El libro de Monzón fue una lectura que hice en el verano; en enero publiqué una nota contando algo del universo descubierto. En ella anotaba: “(…) ‘Recuerdos del pasado’ es asomarse a otro mundo, uno que existió sobre los mismos lugares en donde hoy hacemos nuestra vida. Me sucedió que cada vez que aparecía nombrada Gualeguay, un cierto nerviosismo me transitaba, qué iba a conocer, qué era aquello que llegaba desde el más allá del pasado. (…)”. Y escribía sobre el autor: “(…) No conozco la fecha de nacimiento de Monzón, sus recuerdos rozan ciertos años, ya andaba a caballo en la década de 1870; era hombre mayor cuando publicó el libro. También desconozco la fecha de su muerte. (…)”.
Cuenta Monzón en el capítulo “Las diligencias” que se establecieron más o menos en 1860. Antes de este servicio, los viajes se hacían a caballo, en galeras, o en carretas, tiradas por bueyes, eran rústicas y tenían ejes de madera.
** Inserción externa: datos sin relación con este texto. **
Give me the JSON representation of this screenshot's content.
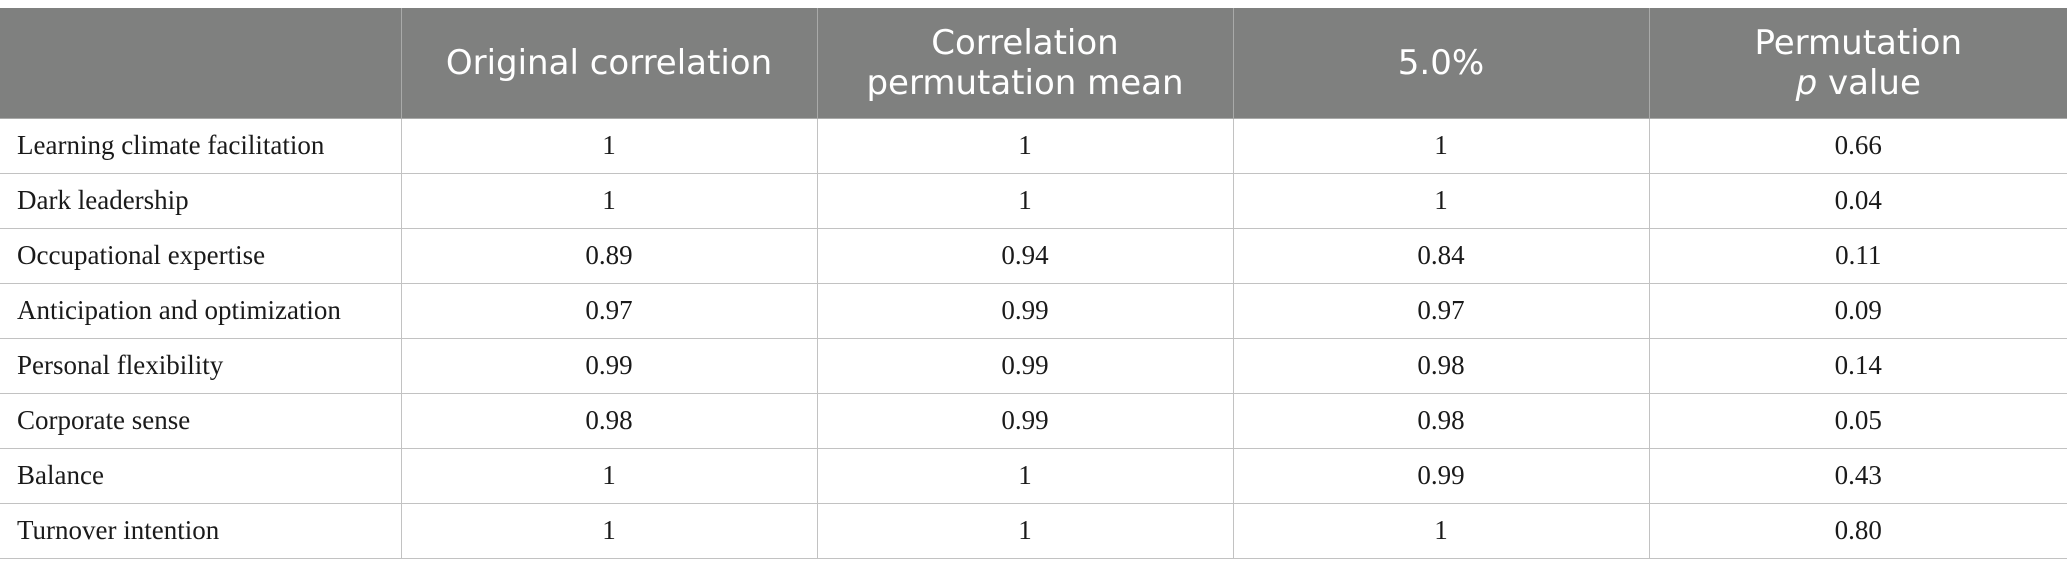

Los carruajes y las galeras eran de la gente pudiente. Don Bartolomé Pezzano, italiano y ciudadano de Gualeguaychú, fue fundador y empresario del servicio de diligencias. Había servicio de Gualeguaychú a Villaguay, y luego también los hubo a Rosario Tala y Gualeguay.
Transcribo el primer viaje hacia el pasado de este medio de transporte: “(…) Las diligencias eran coches muy grandes, que podían llevar una docena de pasajeros adentro y dos o tres en el pescante; y eran tan reforzadas que podían llevar una gran cantidad de equipajes sobre la capota.
Estos grandes carromatos eran tirados comúnmente por ocho caballos, llegando hasta doce, cuando los caminos estaban barrosos.
Se cambiaban cada tres o cuatro leguas, en postas que los esperaban con los caballos prontos para el repuesto. Se marchaba al trote largo y a veces al galope, cuando los caminos estaban buenos”.
En toda historia siempre aparecen los personajes secundarios, aunque fundamentales para que se funde la acción; entonces, la tinta de Monzón cuenta: “(…) El cuartero era siempre un muchachón listo y buen jinete, pues ejercía un puesto peligroso; tenía a su cargo el manejo de tres o cuatro caballos delanteros, y en una rodada, corría el peligro de ser arrastrado por éstos y pisoteado por los de atrás”. Como siempre ocurre, los trabajadores más pobres terminan siendo los más arriesgados en el duro paisaje de la vida.
Infaltable en todo viaje, las paradas en el camino: “(…) En los viajes a Paraná se dormía aquí, en Rosario Tala, marchando al día siguiente hasta Nogoyá, donde se pasaba la noche para seguir al otro día hasta Paraná.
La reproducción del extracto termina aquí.